Она собрала пакет с сахаром, аккуратно его завернула и ушла. А я отправилась проверять кусты шиповника. Были они целенькие, не ломаные, зрели на них оранжевые ягоды. На всякий случай позвонила Вичке. Она заверила меня, что самурайскими подвигами не страдает, ни в какие кусты не залезала, руки и ноги не обдирала. Но тоже считает, что если я уеду, то конец лета будет безобразно испорчен. Потому что ее добрые родители отказываются приезжать и забирать милую дочь раньше времени. Велят сидеть с бабушкой. Ей, мол, помощь очень нужна. Сами они не могут приехать ее спасать.
Лезть в кусты и дышать на стекло я не стала. Может, Юлечка как раз этого и добивается, чтобы я тут демонстрировала разные степени буйного помешательства. И вообще не понятно, чего Юлечка хочет. Если она есть, конечно. Может, я устала отдыхать? И у меня от перегрева глюки начались?
Теперь в Гостешево к таинственной шептунье я рвалась даже сильнее моей бабушки. Повез нас опять Мишка. Он вернулся из Троицка, сгонял в райцентр, пообедал и снова намылился в путь. Сказал, что Гостешево, конечно, не ближний свет, но ради моих прекрасных глаз…

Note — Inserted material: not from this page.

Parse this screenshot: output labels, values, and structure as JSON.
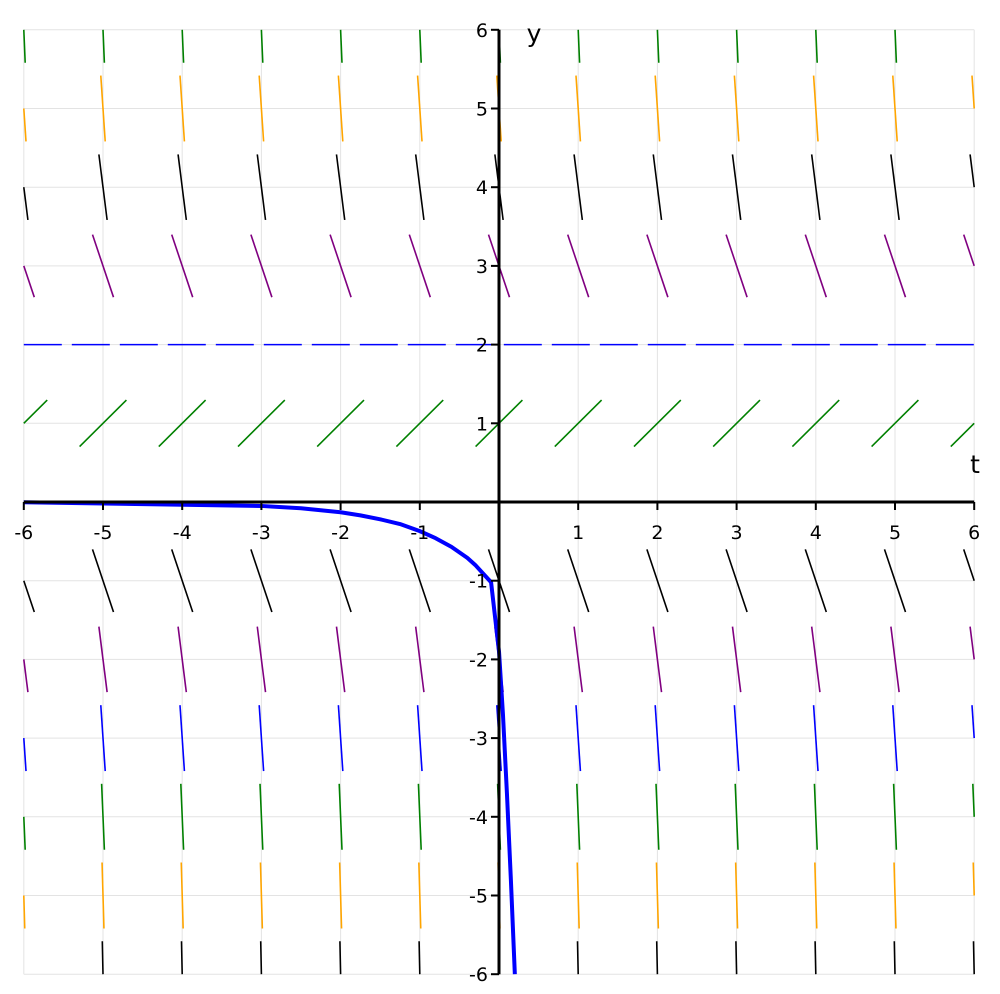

Дальше нести пургу ему не дала бабушка. Она строго сказала, чтобы Мишка всю дорогу молчал. И он честно продержался десять минут, чтобы, высаживая нас около развалившейся церкви, снова ляпнуть про «все на свете ради моих глаз».
Пока бабушка искала, где живет местная колдунья, я изучала информационный стенд около церкви, заботливо забранный разбитым стеклом. Выяснила, что это Богородично-Рождественский храм. Что построен на пожертвования местных жителей.
Не, сильная вещь. Мощная. Даже в таком развалившемся виде – решетки в окнах гнутые, под решетками провалы, битый кирпич везде, какая-то труба опять непонятная торчит – церковь впечатляет. Стоит на самой высокой точке, на холме. Сейчас он зарос. А раньше, наверное, вид на церковь был невероятный. Домики внизу, а наверху такая громада. Подниматься к ней надо было по ступенькам. Звон, наверное, отсюда плыл по всей реке. Птицы глохли. Рядом с этой наша церковь в Троицком – тощая манекенщица. А эта – барыня.
Я принялась читать дальше историческую справку про церковь и село. Сколько когда было дворов, сколько душ, число школ, кто и когда был приходским священником…
О том, что ко мне кто-то подошел, я увидела в отражении стекла. Кто-то ниже меня и сильно шире.
Я напряглась, готовая к тому, что сейчас начнут меня ругать – не так стоишь, не туда смотришь и вообще иди отсюда.
Но рядом со мной тяжело вздохнули, и я невольно повернула голову.
За мной стола бабка божий одуванчик. Светленькая, в белом платке, из-под которого выбивались седые волосы. По-доброму на меня посмотрела и произнесла:
– Эх, девонька. Плохо все у тебя.
Глава 3
Крыша поехала, и потолок обвалился
Вичка меня, конечно, истеребила. Я ей уже три раза рассказывала, как меня колдунья сама нашла, как перепугала бабушку, наговорив ей про меня массу страшностей. Как меня через порог клали, как что-то шептали, как воск лили, как волос с головы брали и обещали на кладбище закопать. Шептунья подтвердила, что на мне сглаз, что читается имя «Лида», что лучше мне из деревни уехать, пока не поймал меня черный человек. «Глаз черный. Волос черный». Я уже совсем представила Юлечку и как при встрече скажу, куда ей следует идти. Но тут бабка добавила: «Лицом черный», и я засомневалась, об одном ли мы человеке говорим.